The importance of password hygiene cannot be underestimated — it’s a fundamental small business cybersecurity practice that protects from data breaches and unauthorized access.

Passwords continue to be the frontline defense for digital access but often become the weakest link in a company’s cybersecurity, experts say. 

Poor password hygiene, such as weak passwords, can give attackers access into your business, leading to data theft, lateral movement and long-term damage.

“The emphasis on password security stems from the fact that 88 percent of organizations rely on passwords as their primary authentication method to safeguard their systems,” explains an article by Security Magazine.

 “Yet when you observe the headlines around the latest major data breach, many trace back to human factors or errors, such as the hack of stolen or compromised login credentials like usernames and passwords.”

Here are 3 key best practices when it comes to strong password hygiene as shared by industry specialists in business cybersecurity.

Create Long Passwords

The most important part of a strong password is its length, according to guidelines issued by the National Institute of Standards and Technology (NIST).

“Every additional character dramatically increases the number of guesses an attacker would need to try,” explains the institute, which is part of the U.S. Department of Commerce.

For example, an eight-character password would take about 200 billion guesses. “That’s way too many for a human to guess but not a laptop, which can comfortably make 100 billion guesses per second,” the NIST says. “So eight characters is not very secure at all.”

Instead, the NIST recommends a password should be at least 15 characters long. “At 100 billion guesses per second, it would take a computer more than five hundred years to guess all the possible combinations of 15 lowercase letters.”

Make Passwords Unique

Creating unique passwords is also important to good password hygiene at your small business.

For example, cybersecurity and IT specialists advise against using names in your passwords -- not of pets, friends, family or famous people.

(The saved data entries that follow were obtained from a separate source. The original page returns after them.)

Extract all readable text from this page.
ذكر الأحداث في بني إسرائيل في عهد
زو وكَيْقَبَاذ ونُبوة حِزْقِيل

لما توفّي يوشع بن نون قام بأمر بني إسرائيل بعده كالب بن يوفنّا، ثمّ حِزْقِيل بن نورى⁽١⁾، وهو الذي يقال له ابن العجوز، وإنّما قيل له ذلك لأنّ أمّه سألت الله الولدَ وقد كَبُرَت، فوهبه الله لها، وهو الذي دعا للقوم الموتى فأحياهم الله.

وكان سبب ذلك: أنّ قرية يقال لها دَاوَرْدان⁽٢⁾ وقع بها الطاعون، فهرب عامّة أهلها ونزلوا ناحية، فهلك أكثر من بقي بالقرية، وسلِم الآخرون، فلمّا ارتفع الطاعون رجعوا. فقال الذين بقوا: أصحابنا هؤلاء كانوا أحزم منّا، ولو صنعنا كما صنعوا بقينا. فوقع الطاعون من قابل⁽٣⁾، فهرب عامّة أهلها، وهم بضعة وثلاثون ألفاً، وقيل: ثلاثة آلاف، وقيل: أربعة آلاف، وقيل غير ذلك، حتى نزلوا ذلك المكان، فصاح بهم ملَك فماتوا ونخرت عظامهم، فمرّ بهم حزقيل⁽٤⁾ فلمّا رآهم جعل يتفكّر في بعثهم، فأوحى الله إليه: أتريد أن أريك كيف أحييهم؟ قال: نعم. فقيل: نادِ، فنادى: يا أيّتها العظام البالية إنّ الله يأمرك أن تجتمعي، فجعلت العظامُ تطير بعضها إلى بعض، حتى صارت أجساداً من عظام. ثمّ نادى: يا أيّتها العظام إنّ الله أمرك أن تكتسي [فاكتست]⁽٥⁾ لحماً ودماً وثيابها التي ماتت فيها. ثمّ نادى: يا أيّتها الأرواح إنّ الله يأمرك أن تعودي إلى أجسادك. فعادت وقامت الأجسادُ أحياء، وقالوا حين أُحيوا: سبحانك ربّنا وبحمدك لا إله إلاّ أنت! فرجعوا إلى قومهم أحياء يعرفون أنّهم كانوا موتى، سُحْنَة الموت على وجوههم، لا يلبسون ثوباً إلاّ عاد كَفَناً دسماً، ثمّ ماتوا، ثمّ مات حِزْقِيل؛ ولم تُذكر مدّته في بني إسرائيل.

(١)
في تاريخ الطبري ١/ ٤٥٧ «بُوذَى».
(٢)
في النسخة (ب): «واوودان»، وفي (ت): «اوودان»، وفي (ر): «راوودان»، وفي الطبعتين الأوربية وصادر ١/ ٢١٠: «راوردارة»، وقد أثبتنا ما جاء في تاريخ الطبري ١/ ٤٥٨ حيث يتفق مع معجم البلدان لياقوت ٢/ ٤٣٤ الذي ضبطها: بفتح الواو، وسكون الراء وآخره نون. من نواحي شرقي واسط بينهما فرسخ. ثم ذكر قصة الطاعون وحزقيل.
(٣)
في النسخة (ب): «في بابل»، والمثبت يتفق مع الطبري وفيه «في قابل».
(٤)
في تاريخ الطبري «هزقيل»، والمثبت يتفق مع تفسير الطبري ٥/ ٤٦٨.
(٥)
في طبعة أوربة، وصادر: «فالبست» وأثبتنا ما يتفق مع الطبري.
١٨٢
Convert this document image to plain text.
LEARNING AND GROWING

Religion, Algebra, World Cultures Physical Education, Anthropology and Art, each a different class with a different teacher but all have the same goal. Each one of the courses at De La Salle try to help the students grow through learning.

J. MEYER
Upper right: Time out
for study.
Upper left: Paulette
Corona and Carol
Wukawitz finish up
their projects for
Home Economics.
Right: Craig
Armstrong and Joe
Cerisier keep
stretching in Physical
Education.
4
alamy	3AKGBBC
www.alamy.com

“While it might be tempting to create passwords modeled off the names of loved ones, pets, or celebrity figures, passwords including names are considerably easier to be compromised,” says  Tech.co senior writer Isobel O’Sullivan in an article on the site.

Also, avoid a common pitfall of thinking a simple password is being clever or unique — it’s neither, and opens the door to cyberattacks at your business. 

“In general, people are bad at choosing unique passwords,” says Ryan Galluzzo, who leads NIST’s Digital Identity Program. 

“The worst passwords I can think of are ‘password’ or ‘12345’” he says. Those are at the top of an attacker’s list for potential attacks, and are also two of the most common passwords, according to the NIST article.

Add MFA for Stronger Password Security 

Enabling multi-factor authentication (MFA) is advised as an additional security for password security, adding a layer of protection against cyber-attacks at a business.

However, since many systems rely on passwords, ensuring strong password policies remains crucial for maintaining overall security, says Darren James, a senior product manager at Specops Software in a Security Magazine post.

“In the case of MFA, typically passwords are required to initiate the MFA process. Making passwords harder to guess reduces the risk of a hacker successfully getting to the point of needing to bypass MFA.”

Also, he says, MFA is not infallible, and should not be relied upon to keep an account secure, further emphasizing the critical importance of password hygiene at your business.

“Good passwords make it harder to access an account in the first place,” James adds.